Kolejnego dnia, gdy po pobudce w moim pokoju dopada mnie morderczy kac i kiedy orientuję się, że wiadomości z wczoraj wysłałem do Zayna, idę załamany do pokoju Zacka. Tam jednak go nie ma, co wyprowadza mnie z równowagi, powodując płacz, któremu bezsilny, nie potrafię zapobiec.

Rzucam się na łóżko chłopaka, ono od zawsze było wygodniejsze od mojego i ten fakt wprawia mnie w jeszcze gorszy, melancholijny nastrój, robiąc ze mnie nieprzydatne gówno dzisiejszego, okropnego dnia.

- Nie cierpię tego czwartku - jęczę cicho w poduszkę Zacka, pachnącą jego perfumami, które tym razem jednak wywołują u mnie większy ból głowy.

- Dlatego na osłodę przyniosłem ci gówniane w smaku tabletki na kaca i słodką herbatę - odzywa się radośnie Zack po wejściu do swojego pokoju - Śniadania nie robiłem, bo jak co roku byś je zwrócił - stawia małą, srebrną tackę na biurku, skąd bierze dwa kubki z parującym napojem, żeby podać mi jeden z nich po zmianie mojej pozycji. Potem dostaję od współlokatora także tabletkę, za co cicho mu dziękuję i koniec końców połykam to świństwo - Nie będę pytał, jak bardzo źle jest, bo to widać - siada obok mnie, upijając kilka małych łyczków, przy których odrobinę się krzywi.

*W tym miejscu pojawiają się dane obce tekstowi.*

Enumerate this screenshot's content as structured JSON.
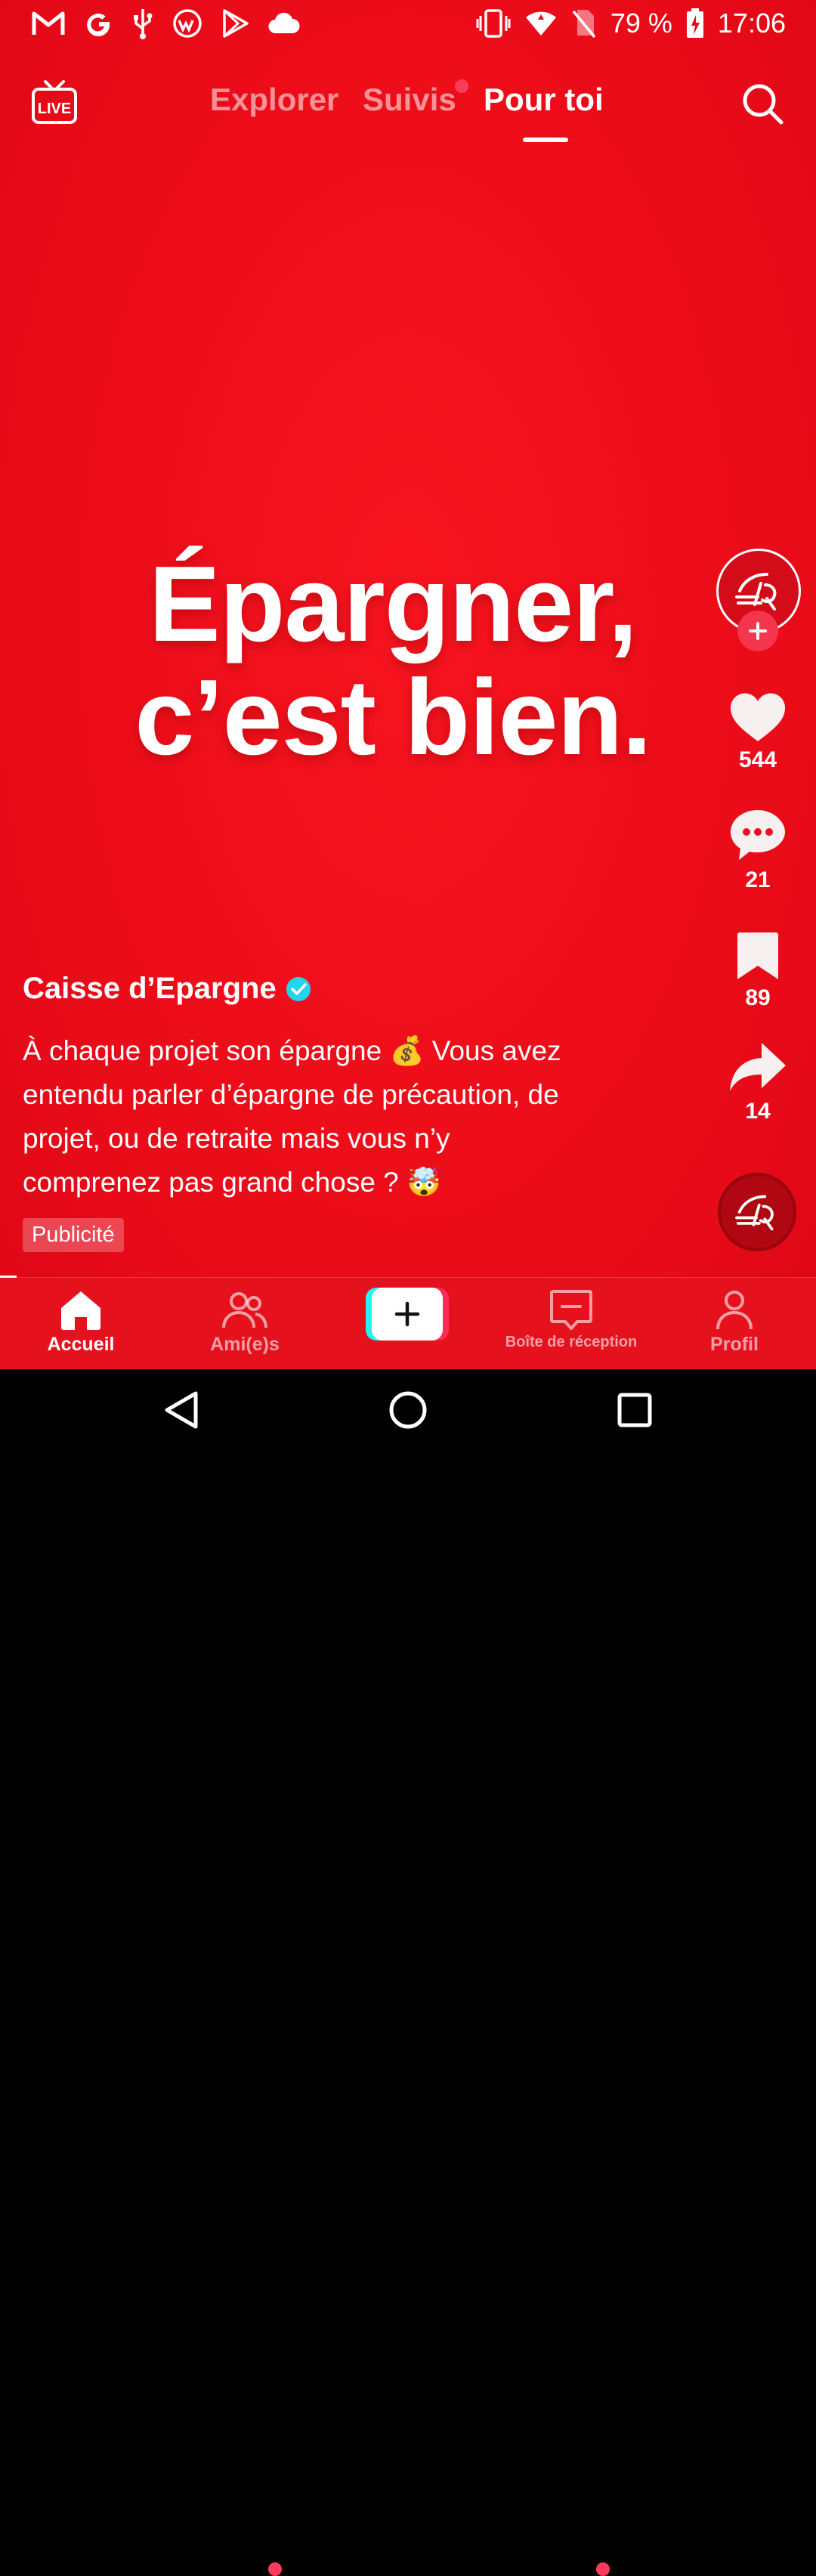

- Dzięki - burczę pod nosem, ciasno trzymając niezły kubek z motywem świątecznym.

- Mm, w jak dużym stopniu wczoraj narozrabiałeś? - pyta.

Marszczę brwi i patrzę na niego niezrozumiale, na co ciężko wzdycha, kiwając głową w kierunku mojego telefonu. Zanim jednak mam okazję spytać go, co ten smartfon robi w jego pokoju, mówi mi to.

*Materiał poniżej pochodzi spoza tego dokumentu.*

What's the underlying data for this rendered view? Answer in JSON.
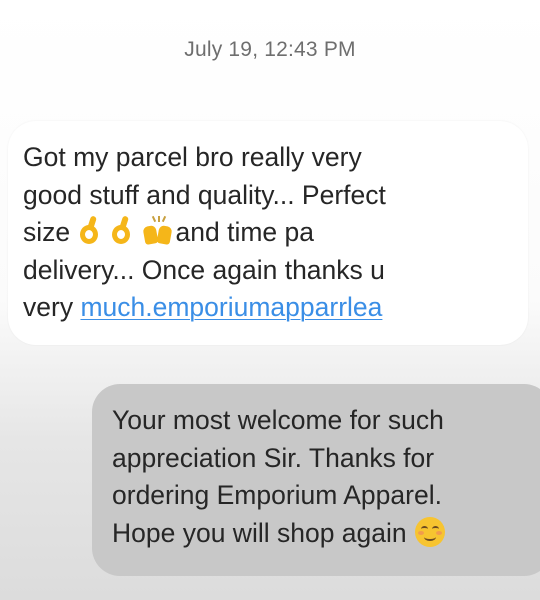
{
  "conversation": {
    "timestamp": "July 19, 12:43 PM",
    "received_message": {
      "line1": "Got my parcel bro really very",
      "line2": "good stuff and quality... Perfect",
      "line3_start": "size",
      "line3_end": "and time pa",
      "line4": "delivery... Once again thanks u",
      "line5_start": "very",
      "link_text": "much.emporiumapparrlea",
      "emojis": [
        "ok-hand",
        "ok-hand",
        "raised-hands"
      ]
    },
    "sent_message": {
      "line1": "Your most welcome for such",
      "line2": "appreciation Sir. Thanks for",
      "line3": "ordering Emporium Apparel.",
      "line4": "Hope you will shop again",
      "emoji": "smiling-face-with-smiling-eyes"
    }
  },
  "colors": {
    "link": "#3a8ee6",
    "received_bubble": "#ffffff",
    "sent_bubble": "#c8c8c8",
    "timestamp": "#6e6e6e",
    "emoji_yellow": "#f5b619"
  }
}
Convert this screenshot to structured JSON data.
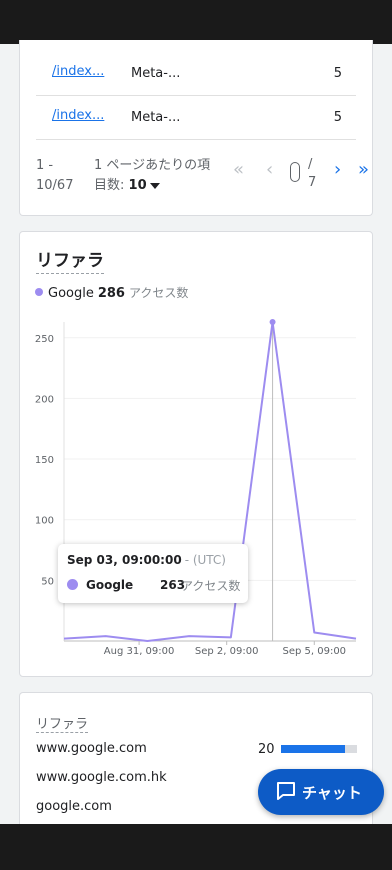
{
  "table": {
    "rows": [
      {
        "path": "/index...",
        "title": "Meta-...",
        "count": "5"
      },
      {
        "path": "/index...",
        "title": "Meta-...",
        "count": "5"
      }
    ],
    "pager": {
      "range_line1": "1 -",
      "range_line2": "10/67",
      "rows_per_page_label": "1 ページあたりの項目数:",
      "rows_per_page_value": "10",
      "first_icon": "double-chevron-left",
      "prev_icon": "chevron-left",
      "next_icon": "chevron-right",
      "last_icon": "double-chevron-right",
      "page_input_value": "",
      "total_pages": "/ 7"
    }
  },
  "referrer_chart": {
    "title": "リファラ",
    "legend": {
      "name": "Google",
      "value": "286",
      "unit": "アクセス数",
      "color": "#9d8cf0"
    },
    "tooltip": {
      "date": "Sep 03, 09:00:00",
      "timezone": "- (UTC)",
      "name": "Google",
      "value": "263",
      "unit": "アクセス数"
    }
  },
  "chart_data": {
    "type": "line",
    "series": [
      {
        "name": "Google",
        "color": "#9d8cf0",
        "values": [
          {
            "x": 0,
            "y": 2
          },
          {
            "x": 1,
            "y": 4
          },
          {
            "x": 2,
            "y": 0
          },
          {
            "x": 3,
            "y": 4
          },
          {
            "x": 4,
            "y": 3
          },
          {
            "x": 5,
            "y": 263
          },
          {
            "x": 6,
            "y": 7
          },
          {
            "x": 7,
            "y": 2
          }
        ]
      }
    ],
    "yticks": [
      50,
      100,
      150,
      200,
      250
    ],
    "ylim": [
      0,
      263
    ],
    "xticks": [
      {
        "x": 1.8,
        "label": "Aug 31, 09:00"
      },
      {
        "x": 3.9,
        "label": "Sep 2, 09:00"
      },
      {
        "x": 6.0,
        "label": "Sep 5, 09:00"
      }
    ],
    "highlight_x": 5
  },
  "referrers": {
    "title": "リファラ",
    "items": [
      {
        "name": "www.google.com",
        "count": "20",
        "bar_fraction": 0.84
      },
      {
        "name": "www.google.com.hk",
        "count": ""
      },
      {
        "name": "google.com",
        "count": ""
      }
    ]
  },
  "chat": {
    "label": "チャット",
    "icon": "chat-bubble"
  }
}
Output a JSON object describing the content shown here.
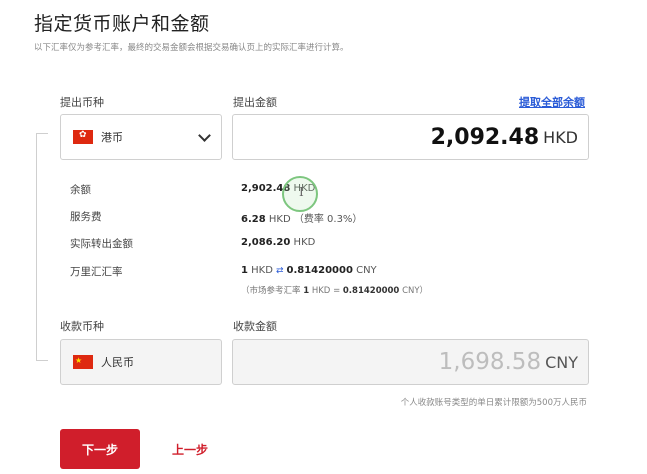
{
  "header": {
    "title": "指定货币账户和金额",
    "subtitle": "以下汇率仅为参考汇率，最终的交易金额会根据交易确认页上的实际汇率进行计算。"
  },
  "withdraw": {
    "currency_label": "提出币种",
    "amount_label": "提出金额",
    "withdraw_all_link": "提取全部余额",
    "currency_selected": "港币",
    "amount_value": "2,092.48",
    "amount_currency": "HKD"
  },
  "details": [
    {
      "label": "余额",
      "value": "2,902.48",
      "unit": "HKD",
      "extra": ""
    },
    {
      "label": "服务费",
      "value": "6.28",
      "unit": "HKD",
      "extra": "（费率 0.3%）"
    },
    {
      "label": "实际转出金额",
      "value": "2,086.20",
      "unit": "HKD",
      "extra": ""
    }
  ],
  "rate": {
    "label": "万里汇汇率",
    "left_amount": "1",
    "left_unit": "HKD",
    "arrow": "⇄",
    "right_amount": "0.81420000",
    "right_unit": "CNY",
    "market_prefix": "（市场参考汇率",
    "market_left_amount": "1",
    "market_left_unit": "HKD",
    "market_eq": "=",
    "market_right_amount": "0.81420000",
    "market_right_unit": "CNY）"
  },
  "receive": {
    "currency_label": "收款币种",
    "amount_label": "收款金额",
    "currency_selected": "人民币",
    "amount_value": "1,698.58",
    "amount_currency": "CNY",
    "limit_note": "个人收款账号类型的单日累计限额为500万人民币"
  },
  "actions": {
    "next_label": "下一步",
    "prev_label": "上一步"
  },
  "colors": {
    "accent_red": "#d01e2b",
    "link_blue": "#2a5bd7",
    "cursor_green": "#7dc67f"
  },
  "icons": {
    "hk_flag": "hong-kong-flag-icon",
    "cn_flag": "china-flag-icon",
    "dropdown": "chevron-down-icon",
    "swap": "swap-arrows-icon"
  }
}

- Wczoraj, kiedy cię przyprowadzono do domu, zaniosłem twoje śmierdzące zwłoki tutaj, by mieć na ciebie oko. Spałeś jakiś czas, ale kiedy cię rozbierałem zacząłeś płakać i coś bełkotać, pokazując mi przy tym telefon. Nie mogłem więcej znieść twojego pijackiego płaczu, więc rzuciłem Cię do twojego pokoju na łóżko - z uśmiechem wzrusza ramionami i jedynym, co teraz nasuwa mi się na usta na temat jego zachowanie, jest "to chore".

- To dlatego boli mnie szyja - wzdycham, łapiąc się za bolące miejsce, rozmasowując je delikatnie.

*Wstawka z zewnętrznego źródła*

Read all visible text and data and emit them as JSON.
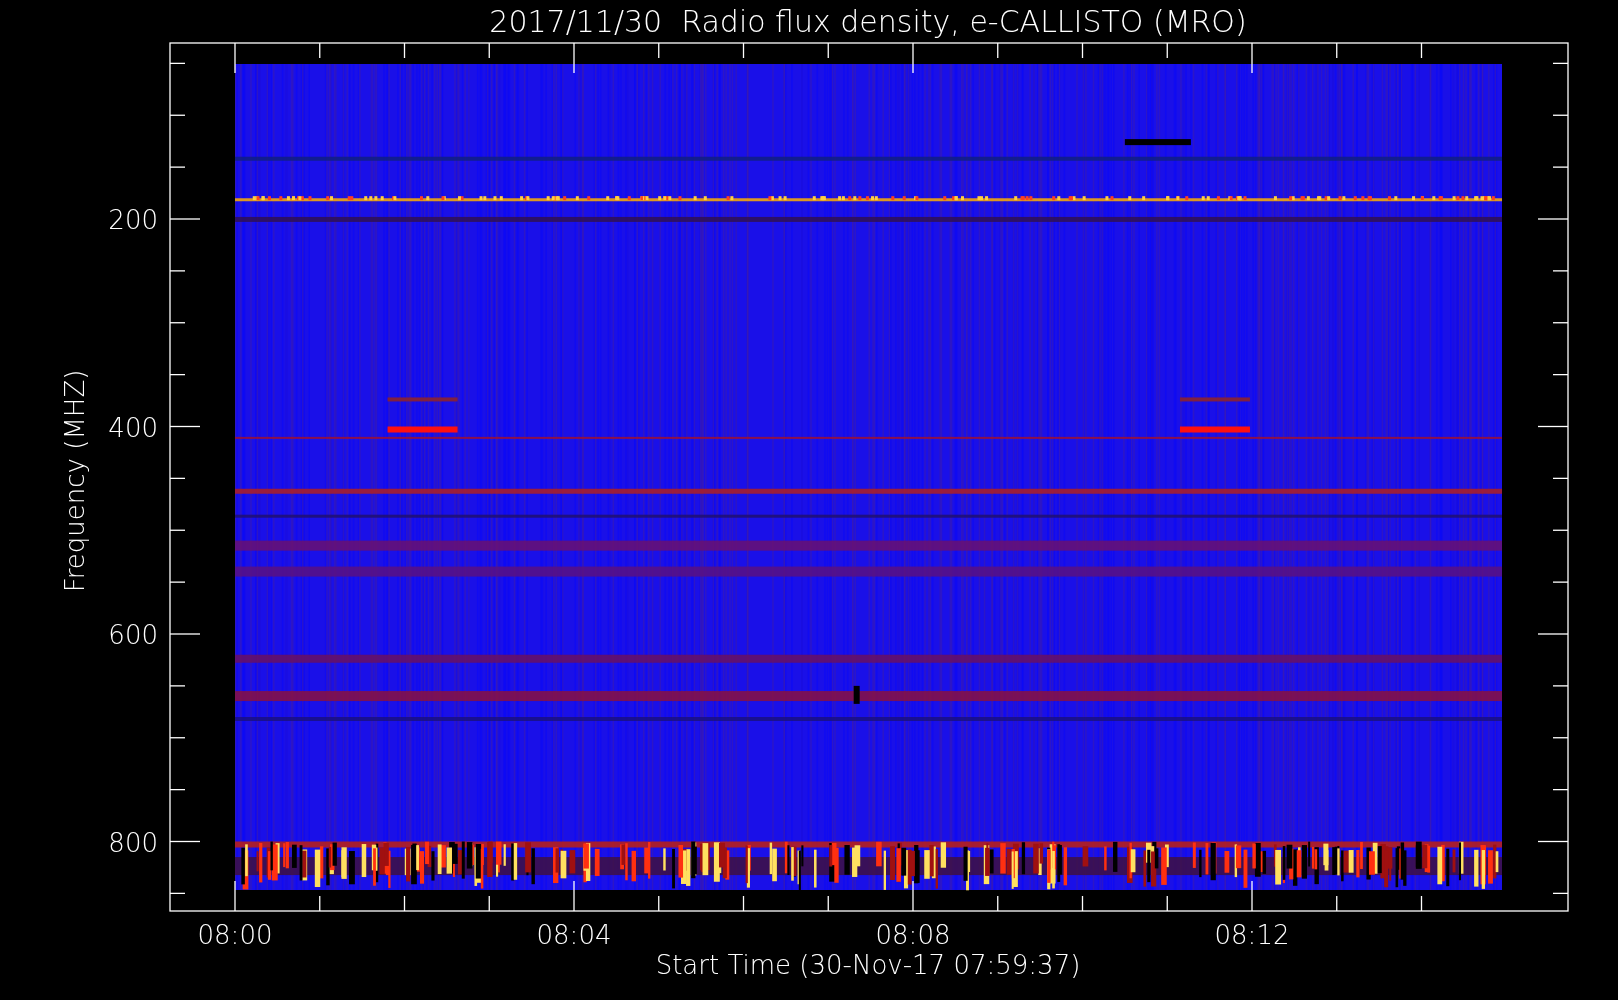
{
  "title": "2017/11/30  Radio flux density, e-CALLISTO (MRO)",
  "y_axis": {
    "label": "Frequency (MHZ)",
    "ticks": [
      "200",
      "400",
      "600",
      "800"
    ]
  },
  "x_axis": {
    "label": "Start Time (30-Nov-17 07:59:37)",
    "ticks": [
      "08:00",
      "08:04",
      "08:08",
      "08:12"
    ]
  }
}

- Przepraszam za to - mówi cicho i upija kolejne łyki herbaty, którą zdążyłam już trochę ostygnąć.

Między nami zapada cisza, która trwa nieubłaganie długo, kiedy Zack czeka aż w końcu wykrztuszę z siebie sytuację z wczoraj. Tak naprawdę nie chcę o niej mówić, ale wiem, że dzięki wyżaleniu się będzie mi lepiej.

- Napisałem do kogoś - mówię cicho z szybko bijącym sercem i mocniej zaciśniętymi palcami na kubku. Moja dolna warga niebezpieczne zaczyna drżeć, zwiastując płacz, dlatego Zack szybko zabiera mi kubek z rąk, odstawiając go na biurko razem ze swoim. Potem jego silne ramiona obejmują mnie mocno, dodając mi choć trochę otuchy.

- Sprawy sercowe? - pyta szeptem w moje włosy, a kiedy słabo kiwam głową, żadne słowa już nie są potrzebne. Wystarczyła zwykła cisza i Zack, bym mógł odrobinę się odprężyć.